### Advanced machine learning
#### Decision Trees: 
Decision Trees are a flowchart-like type of Supervised Machine Learning where the data is continuously split according to a certain parameter. They are easy to understand and interpret, which is one of their biggest advantages.

In [None]:
from sklearn.datasets import make_classification
from sklearn.model_selection import train_test_split

X, y = make_classification(n_samples=1000, n_features=20, n_informative=15, n_redundant=5, random_state=7)

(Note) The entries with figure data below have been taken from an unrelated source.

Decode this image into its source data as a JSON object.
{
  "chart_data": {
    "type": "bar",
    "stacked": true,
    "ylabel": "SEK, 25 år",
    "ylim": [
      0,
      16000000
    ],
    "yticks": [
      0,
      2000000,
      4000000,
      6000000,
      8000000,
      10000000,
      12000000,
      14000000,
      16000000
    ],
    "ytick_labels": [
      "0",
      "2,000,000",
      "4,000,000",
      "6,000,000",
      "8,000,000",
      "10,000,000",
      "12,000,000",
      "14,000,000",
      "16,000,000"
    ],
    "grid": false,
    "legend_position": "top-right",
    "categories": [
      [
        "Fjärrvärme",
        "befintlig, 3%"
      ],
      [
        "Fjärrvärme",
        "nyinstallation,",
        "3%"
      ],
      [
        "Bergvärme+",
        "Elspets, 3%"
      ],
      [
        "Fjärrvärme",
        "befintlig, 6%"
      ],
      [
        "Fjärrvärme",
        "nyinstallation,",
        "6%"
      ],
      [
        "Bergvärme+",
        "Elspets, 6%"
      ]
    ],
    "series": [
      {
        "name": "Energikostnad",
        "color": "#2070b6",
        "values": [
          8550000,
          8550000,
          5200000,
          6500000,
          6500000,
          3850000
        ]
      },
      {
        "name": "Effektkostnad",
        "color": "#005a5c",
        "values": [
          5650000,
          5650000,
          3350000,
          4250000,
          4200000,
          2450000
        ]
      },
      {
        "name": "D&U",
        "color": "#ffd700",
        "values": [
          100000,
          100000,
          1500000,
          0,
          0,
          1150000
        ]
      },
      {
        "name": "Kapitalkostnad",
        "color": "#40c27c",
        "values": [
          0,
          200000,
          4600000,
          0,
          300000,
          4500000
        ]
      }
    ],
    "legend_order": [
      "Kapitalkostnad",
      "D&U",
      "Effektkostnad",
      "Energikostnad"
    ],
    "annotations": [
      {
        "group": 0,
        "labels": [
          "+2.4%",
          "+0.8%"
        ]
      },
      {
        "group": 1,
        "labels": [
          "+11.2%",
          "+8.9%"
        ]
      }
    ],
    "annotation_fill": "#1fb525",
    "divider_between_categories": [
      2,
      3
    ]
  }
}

X_train, X_test, y_train, y_test = train_test_split(X, y, test_size=0.2, random_state=42)

In [None]:
from sklearn.tree import DecisionTreeClassifier

# Initialize the model
clf = DecisionTreeClassifier()

# Fit the model to the training data
clf.fit(X_train, y_train)

# Predict on the test data
predictions = clf.predict(X_test)

#### Random Forest: 
Random Forest is a popular machine learning algorithm that belongs to the supervised learning technique. It can be used for both Classification and Regression problems in ML. It is based on the concept of ensemble learning, which is a process of combining multiple algorithms to solve a particular problem.

In [None]:
from sklearn.ensemble import RandomForestClassifier

# Initialize the model
forest = RandomForestClassifier(n_estimators=100, random_state=42)

# Fit the model
forest.fit(X_train, y_train)

# Make predictions
forest_predictions = forest.predict(X_test)

#### Naive Bayes: 
Naive Bayes classifiers are a collection of classification algorithms based on Bayes’ Theorem. It is not a single algorithm but a family of algorithms where all of them share a common principle, i.e. every pair of features being classified is independent of each other.

In [None]:
from sklearn.naive_bayes import GaussianNB

# Initialize the model
nb = GaussianNB()

# Fit the model
nb.fit(X_train, y_train)

# Make predictions
nb_predictions = nb.predict(X_test)

##### K-Nearest Neighbors (KNN): 
K-Nearest Neighbors is one of the most basic yet essential classification algorithms in Machine Learning. It belongs to the supervised learning domain and finds intense application in pattern recognition, data mining and intrusion detection.

In [None]:
from sklearn.neighbors import KNeighborsClassifier

# Initialize the model
knn = KNeighborsClassifier(n_neighbors=5)

# Fit the model
knn.fit(X_train, y_train)

# Make predictions
knn_predictions = knn.predict(X_test)

##### Support Vector Machines (SVM): 
SVM is a supervised machine learning algorithm which can be used for both classification or regression challenges. However, it is mostly used in classification problems. In the SVM algorithm, we plot each data item as a point in n-dimensional space with the value of each feature being the value of a particular coordinate.

In [None]:
from sklearn import svm

# Initialize the model
svc = svm.SVC(kernel='linear')

# Fit the model
svc.fit(X_train, y_train)

# Make predictions
svc_predictions = svc.predict(X_test)

#### Ensemble methods
Ensemble methods are techniques that combine predictions from multiple machine learning algorithms to deliver more accurate predictions than a single model.
##### Bagging
Bagging, or Bootstrap Aggregating, involves taking multiple subsets of your original dataset, building a separate model for each subset, and then combining the output of all these models. For instance, the Random Forest algorithm is a type of bagging method.

In [None]:
from sklearn.ensemble import BaggingClassifier
from sklearn.neighbors import KNeighborsClassifier

bagging = BaggingClassifier(KNeighborsClassifier(), max_samples=0.5, max_features=0.5)
bagging.fit(X_train, y_train)
predictions = bagging.predict(X_test)

##### Boosting
Boosting works by training a model, identifying the mistakes it made, and then building a new model that focuses on the mistakes of the first model. This process is repeated, each time focusing on the mistakes of the last model, until a combined model with a low error rate is obtained. An example is the AdaBoost algorithm.

In [None]:
from sklearn.ensemble import AdaBoostClassifier

adaboost = AdaBoostClassifier(n_estimators=100)
adaboost.fit(X_train, y_train)
predictions = adaboost.predict(X_test)

##### Stacking
Stacking involves training multiple different models and then using another machine learning model to combine their outputs.

In [None]:
from sklearn.ensemble import StackingClassifier
from sklearn.svm import SVC

estimators = [('rf', RandomForestClassifier(n_estimators=10, random_state=42)),
              ('svr', SVC(random_state=42))]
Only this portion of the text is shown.